O patriarca latino de Jerusalém, cardeal Pierbattista Pizzaballa, disse, em uma carta pastoral na qual reflete sobre a missão da Igreja na Terra Santa em meio à guerra, que a cidade de Jerusalém “não é despojo de guerra”, mas patrimônio da humanidade.
O documento, intitulado Eles voltaram a Jerusalém com grande alegria, fala sobre o impacto dos ataques terroristas do grupo islâmico Hamas contra Israel em 7 de outubro de 2023 e propõe um caminho espiritual, pastoral e comunitário para os cristãos que vivem na região.
Jerusalém, “coração do mundo”
Num dos trechos da carta, o cardeal diz que “o coração do mundo está em Jerusalém”, recordando que milhões de peregrinos chegam à Cidade Santa todos os anos e que a recente ausência deles, devido à guerra, demonstra a sua importância universal.
“Jerusalém não pertence exclusivamente a ninguém; pertence a todos”, escreve. Segundo ele, o que ocorre na cidade afeta “bilhões de fiéis”. Ele diz que a comunidade internacional tem o dever de salvaguardar “a missão universal de Jerusalém”.
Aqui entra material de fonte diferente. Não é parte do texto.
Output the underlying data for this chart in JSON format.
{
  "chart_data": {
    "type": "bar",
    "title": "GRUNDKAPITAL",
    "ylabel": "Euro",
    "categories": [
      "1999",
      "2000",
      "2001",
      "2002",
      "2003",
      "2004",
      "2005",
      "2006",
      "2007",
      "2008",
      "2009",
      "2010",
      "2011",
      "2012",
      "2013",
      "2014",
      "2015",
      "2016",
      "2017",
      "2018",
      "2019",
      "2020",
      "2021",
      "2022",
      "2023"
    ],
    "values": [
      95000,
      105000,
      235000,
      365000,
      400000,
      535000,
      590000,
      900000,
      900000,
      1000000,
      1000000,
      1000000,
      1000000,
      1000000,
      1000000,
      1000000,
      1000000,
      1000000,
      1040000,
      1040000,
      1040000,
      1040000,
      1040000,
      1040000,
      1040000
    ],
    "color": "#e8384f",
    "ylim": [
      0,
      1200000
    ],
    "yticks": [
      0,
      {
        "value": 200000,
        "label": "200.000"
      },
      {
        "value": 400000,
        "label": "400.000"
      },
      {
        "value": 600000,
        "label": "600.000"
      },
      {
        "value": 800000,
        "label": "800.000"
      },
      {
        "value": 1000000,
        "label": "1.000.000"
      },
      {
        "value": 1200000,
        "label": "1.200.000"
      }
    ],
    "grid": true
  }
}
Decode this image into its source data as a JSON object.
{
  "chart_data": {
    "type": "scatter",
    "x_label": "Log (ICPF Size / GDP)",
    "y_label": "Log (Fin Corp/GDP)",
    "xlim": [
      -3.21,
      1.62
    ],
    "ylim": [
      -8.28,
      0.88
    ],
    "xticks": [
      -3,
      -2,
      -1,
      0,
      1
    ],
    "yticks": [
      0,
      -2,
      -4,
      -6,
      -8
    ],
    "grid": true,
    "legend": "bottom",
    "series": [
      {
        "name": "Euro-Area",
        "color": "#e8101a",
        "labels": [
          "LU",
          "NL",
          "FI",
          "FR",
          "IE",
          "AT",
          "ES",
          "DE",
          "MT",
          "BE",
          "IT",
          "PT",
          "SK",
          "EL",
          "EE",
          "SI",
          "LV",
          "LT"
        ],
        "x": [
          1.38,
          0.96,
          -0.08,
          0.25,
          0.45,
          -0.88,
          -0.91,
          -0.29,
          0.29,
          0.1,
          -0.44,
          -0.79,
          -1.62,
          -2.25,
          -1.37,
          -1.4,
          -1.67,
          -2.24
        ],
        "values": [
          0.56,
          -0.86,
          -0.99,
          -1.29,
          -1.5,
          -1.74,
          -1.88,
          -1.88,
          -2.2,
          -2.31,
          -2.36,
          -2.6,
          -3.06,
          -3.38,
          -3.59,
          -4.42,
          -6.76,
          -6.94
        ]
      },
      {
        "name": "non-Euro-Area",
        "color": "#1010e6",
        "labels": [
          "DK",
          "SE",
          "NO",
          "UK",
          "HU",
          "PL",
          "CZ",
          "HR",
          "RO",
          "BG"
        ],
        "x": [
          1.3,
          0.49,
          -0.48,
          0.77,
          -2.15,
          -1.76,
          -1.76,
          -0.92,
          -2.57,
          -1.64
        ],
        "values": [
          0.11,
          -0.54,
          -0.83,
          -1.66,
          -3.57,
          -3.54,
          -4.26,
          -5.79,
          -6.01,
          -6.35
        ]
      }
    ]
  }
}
O cardeal Pizzaballa fala sobre um contexto marcado por sofrimento, desconfiança e polarização. Ele denuncia a “desumanização do outro” e a crescente fragmentação social, em que comunidades inteiras se isolam.
O texto também alerta para a perda de significado de conceitos como “diálogo”, “justiça” ou “direitos humanos”, que hoje parecem vazios diante da violência.
A missão de Jerusalém: “curar as nações”
Diante desse cenário, o patriarca propõe uma visão inspirada na Bíblia, especialmente no Livro do Apocalipse, onde Jerusalém aparece como uma cidade aberta, chamada a acolher e reconciliar.
Ele diz que a vocação da Cidade Santa é “terapêutica”: curar o mundo.
O cardeal diz que os cristãos não são uma parte neutra no conflito, mas membros ativos de suas sociedades — árabes, israelenses, jordanianos ou migrantes — chamados a ser “sal, luz e fermento” a partir de dentro.
Rejeitar a violência e escolher a vida
O documento diz que viver segundo o Evangelho implica uma escolha concreta: rejeitar a lógica da violência, da mentira e da exclusão.
O texto diz que essa rejeição não é uma condenação de indivíduos, mas dos sistemas pecaminosos que negam a dignidade humana. “A cidade de portas abertas não expulsa, mas define claramente o que é incompatível com a sua existência”, diz o documento.
Propostas concretas para a vida pastoral
Na parte final da carta, Pizzaballa oferece orientações práticas para as comunidades cristãs. Ele fala sobre a centralidade da oração e da liturgia, o papel das famílias como “igrejas domésticas” e a importância das escolas como espaços de convívio e formação.
“A oração não é um meio, é um encontro”, diz, ressaltando que é “o coração, a respiração que mantém a comunidade viva”.
O cardeal fala sobre o papel fundamental da educação: as escolas devem ser “laboratórios de uma nova humanidade”, onde as pessoas aprendem a conviver e a dialogar.
O patriarca fala sobre o valor das obras sociais – hospitais, centros de caridade – como locais onde já ocorrem encontros entre pessoas de diferentes religiões, e sobre o papel dos jovens, das famílias, dos sacerdotes e dos religiosos como protagonistas da esperança.
Ele fala também sobre a urgência do diálogo ecumênico e inter-religioso, não só no nível institucional, mas também na vida cotidiana, e sobre a necessidade de educar para a paz e o respeito.
Um apelo à esperança
Apesar do contexto dramático, o cardeal exorta as pessoas a não sucumbirem ao ceticismo ou ao desespero. “A questão não é como escapar do conflito, mas como viver dentro dele como crentes”, diz.
Pizzaballa cita o Evangelho de são Lucas e exorta os fiéis a “voltarem a Jerusalém com alegria”, não uma alegria ingênua, mas uma alegria pascal, fundada na certeza de que “a luz vence as trevas e o amor desarma o ódio”.
O cardeal conclui confiando esse caminho à intercessão de Nossa Senhora e dizendo que, mesmo em meio à guerra, a Igreja é chamada a ser um sinal vivo de esperança.